照理说,青楼这种地方,白天是不该营业的,不过这大上午的,他们来到的这家青楼却颇有些高朋满座的样子。
在大本堂学了好一段时间,宫九好歹从文盲进化成了半文盲,辨认了半天,他认出了招牌上的字:楚腰纤。
落魄江湖载酒行,楚腰纤细掌中轻。十年一觉扬州梦,赢得青楼薄幸名。这是杜牧的句子,拿来做青楼的名字,倒是风雅之余,多了几分妖冶绮丽之感。比起现代的什么“盲人按摩”,“天上人间”之类的,韵味美多了。
这就是差距啊。
宫九暗自思忖。
朱宏景是第一次来这种地方,虽然看上去还是镇定的样子,然而在宫九眼中看来,他分明表现得有些不知所措,全然是所谓的皇家仪态让他撑着不变神色。而这样的态度,在老鸨们眼里,却是明显的很。若是在一般的青楼,他必定会被老鸨们拉进们,从此走上一条荒滛无道的不归路。
不过,这楚腰纤似乎有所不同,他们站在这里,只觉这青楼雅致得很,既无浓妆艳抹的半老徐娘拉客,也没有猥琐佝偻的龟公影响心情。门口站着两个穿着素雅的姑娘,倒像是小家碧玉的打扮。
陆小凤直接就走进去了,宫九平静地跟上。曾经在信息大爆炸时代生活过的人究竟比古代人多点见识。比如男子站街一年接客从未被发现过啊,比如漫画家停刊的理由是撸管撸爆了啊,这话总事情都见识过,宫九还会因为一个青楼而不淡定吗?
也只有看似淡定,实则纯洁到爆的某位太子,在这个时候才会十分不自在了。不过他还站在门口犹豫的时候,就被宫九抓住袖子,给带进了门。
这青楼大堂中的人不多,三五成群,有美貌女子陪坐,却是在谈诗论赋,使得青楼的靡靡气氛为之一清。陆小凤扫视一圈,随手招来立侍一旁做大家小姐打扮的女子。
“给我们找个包厢吧。”他一看就知道那毛概是个优渥惯了的人,纵使这大堂之中气氛不错,对方怕是也不会习惯这样的气氛,故而他一开始就这么吩咐,免得对方心中不快。虽然开口说话的都是那个自称金古梁温的古龙,但怎么看这一行人中真正做主的,还是毛概这位公子。

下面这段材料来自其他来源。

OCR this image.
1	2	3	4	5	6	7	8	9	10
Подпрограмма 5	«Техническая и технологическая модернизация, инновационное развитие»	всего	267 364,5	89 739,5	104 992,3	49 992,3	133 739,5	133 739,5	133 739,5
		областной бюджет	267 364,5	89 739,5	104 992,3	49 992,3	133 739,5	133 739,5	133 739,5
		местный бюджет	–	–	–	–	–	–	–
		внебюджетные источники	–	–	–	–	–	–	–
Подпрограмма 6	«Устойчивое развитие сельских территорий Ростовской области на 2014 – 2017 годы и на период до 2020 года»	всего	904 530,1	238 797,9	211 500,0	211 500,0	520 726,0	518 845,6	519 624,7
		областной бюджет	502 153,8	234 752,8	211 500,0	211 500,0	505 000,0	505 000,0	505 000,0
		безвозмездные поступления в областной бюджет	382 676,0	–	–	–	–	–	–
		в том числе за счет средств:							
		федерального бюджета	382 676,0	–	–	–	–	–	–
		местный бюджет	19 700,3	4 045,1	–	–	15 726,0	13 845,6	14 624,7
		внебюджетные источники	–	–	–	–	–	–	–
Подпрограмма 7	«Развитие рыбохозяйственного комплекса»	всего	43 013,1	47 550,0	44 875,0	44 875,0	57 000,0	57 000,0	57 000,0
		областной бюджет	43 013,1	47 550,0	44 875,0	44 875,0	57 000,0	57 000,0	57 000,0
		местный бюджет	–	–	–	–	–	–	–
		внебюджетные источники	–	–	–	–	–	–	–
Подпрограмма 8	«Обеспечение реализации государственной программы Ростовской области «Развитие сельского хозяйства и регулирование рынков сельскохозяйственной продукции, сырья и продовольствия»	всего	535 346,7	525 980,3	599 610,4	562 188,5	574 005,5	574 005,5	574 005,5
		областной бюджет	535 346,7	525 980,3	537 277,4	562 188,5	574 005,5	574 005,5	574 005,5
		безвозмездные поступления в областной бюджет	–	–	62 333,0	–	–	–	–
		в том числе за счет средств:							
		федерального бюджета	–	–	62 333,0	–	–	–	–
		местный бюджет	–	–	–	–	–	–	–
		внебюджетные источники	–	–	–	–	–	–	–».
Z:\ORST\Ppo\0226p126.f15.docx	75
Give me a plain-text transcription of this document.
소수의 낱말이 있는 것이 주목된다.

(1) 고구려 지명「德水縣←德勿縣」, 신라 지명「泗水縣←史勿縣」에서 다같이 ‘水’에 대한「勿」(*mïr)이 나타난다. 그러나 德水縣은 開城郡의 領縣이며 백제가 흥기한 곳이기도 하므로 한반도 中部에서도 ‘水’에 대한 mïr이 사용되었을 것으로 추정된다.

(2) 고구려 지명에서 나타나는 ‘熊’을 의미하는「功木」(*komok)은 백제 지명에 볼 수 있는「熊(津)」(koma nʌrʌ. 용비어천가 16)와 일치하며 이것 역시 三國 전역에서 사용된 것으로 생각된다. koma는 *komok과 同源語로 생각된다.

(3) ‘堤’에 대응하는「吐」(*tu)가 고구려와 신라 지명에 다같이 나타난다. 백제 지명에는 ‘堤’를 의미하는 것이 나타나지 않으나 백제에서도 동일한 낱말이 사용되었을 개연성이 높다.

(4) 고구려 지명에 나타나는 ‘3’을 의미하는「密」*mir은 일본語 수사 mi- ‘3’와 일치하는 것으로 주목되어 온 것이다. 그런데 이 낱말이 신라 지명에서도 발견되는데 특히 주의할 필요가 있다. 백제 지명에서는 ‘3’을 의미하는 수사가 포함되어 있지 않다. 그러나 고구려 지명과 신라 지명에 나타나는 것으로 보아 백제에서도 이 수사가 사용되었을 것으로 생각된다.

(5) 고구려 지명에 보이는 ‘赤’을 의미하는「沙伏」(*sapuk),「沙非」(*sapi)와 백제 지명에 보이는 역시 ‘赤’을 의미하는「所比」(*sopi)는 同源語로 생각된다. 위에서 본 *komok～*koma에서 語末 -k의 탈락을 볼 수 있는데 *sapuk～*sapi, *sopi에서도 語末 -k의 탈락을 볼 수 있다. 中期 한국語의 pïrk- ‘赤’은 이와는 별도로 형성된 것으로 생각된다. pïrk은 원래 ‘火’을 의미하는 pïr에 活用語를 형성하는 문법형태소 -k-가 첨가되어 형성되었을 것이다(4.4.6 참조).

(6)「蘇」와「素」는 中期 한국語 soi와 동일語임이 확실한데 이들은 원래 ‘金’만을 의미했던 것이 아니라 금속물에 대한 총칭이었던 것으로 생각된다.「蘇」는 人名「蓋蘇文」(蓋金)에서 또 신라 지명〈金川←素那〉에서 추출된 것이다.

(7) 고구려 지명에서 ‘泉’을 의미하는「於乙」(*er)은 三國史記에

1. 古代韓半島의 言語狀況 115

那女子轻轻颔首,也不多话,直接领着一行人往楼上走。不多时就来到一间包厢门口。
这包厢的名字是以词牌为名的,他们到的这包厢名叫眉妩,包间里立着绘有美人的屏风,那画上,美人眉黛分外标致,倒是正合了这包厢的名字。
“陆兄,这里的姑娘如何算?”坐定之后,宫九问陆小凤。
“这个,看古龙和毛概也不像缺钱的人,不如请楼里的花魁娘子来如何?”陆小凤挑挑眉,建议。
“那好,陆兄比我们熟,就依陆兄的。”宫九点点头,回头去看朱宏景。好吧,他还是很局促的样子。
于是宫九凑上去,斜着身体,把手搭在朱宏景的肩膀上,吊儿郎当地问他:“喂,还不适应啊?你也太正派了吧?”
朱宏景微微别过脸去,以训斥的口气说了一句:“坐端正!歪歪扭扭,成何体统!”
“噗嗤。”之前虽然也有自己占据上风的时候,但是每一次都没有像现在这样让朱宏景真正落于弱势的情况,看见朱宏景这样的反应,宫九觉得挺得意的,挪挪屁股,大半个身体靠到朱宏景身上,直接凑到朱宏景耳边,低声说:“喂,别告诉我你这么大了还未经人事啊?”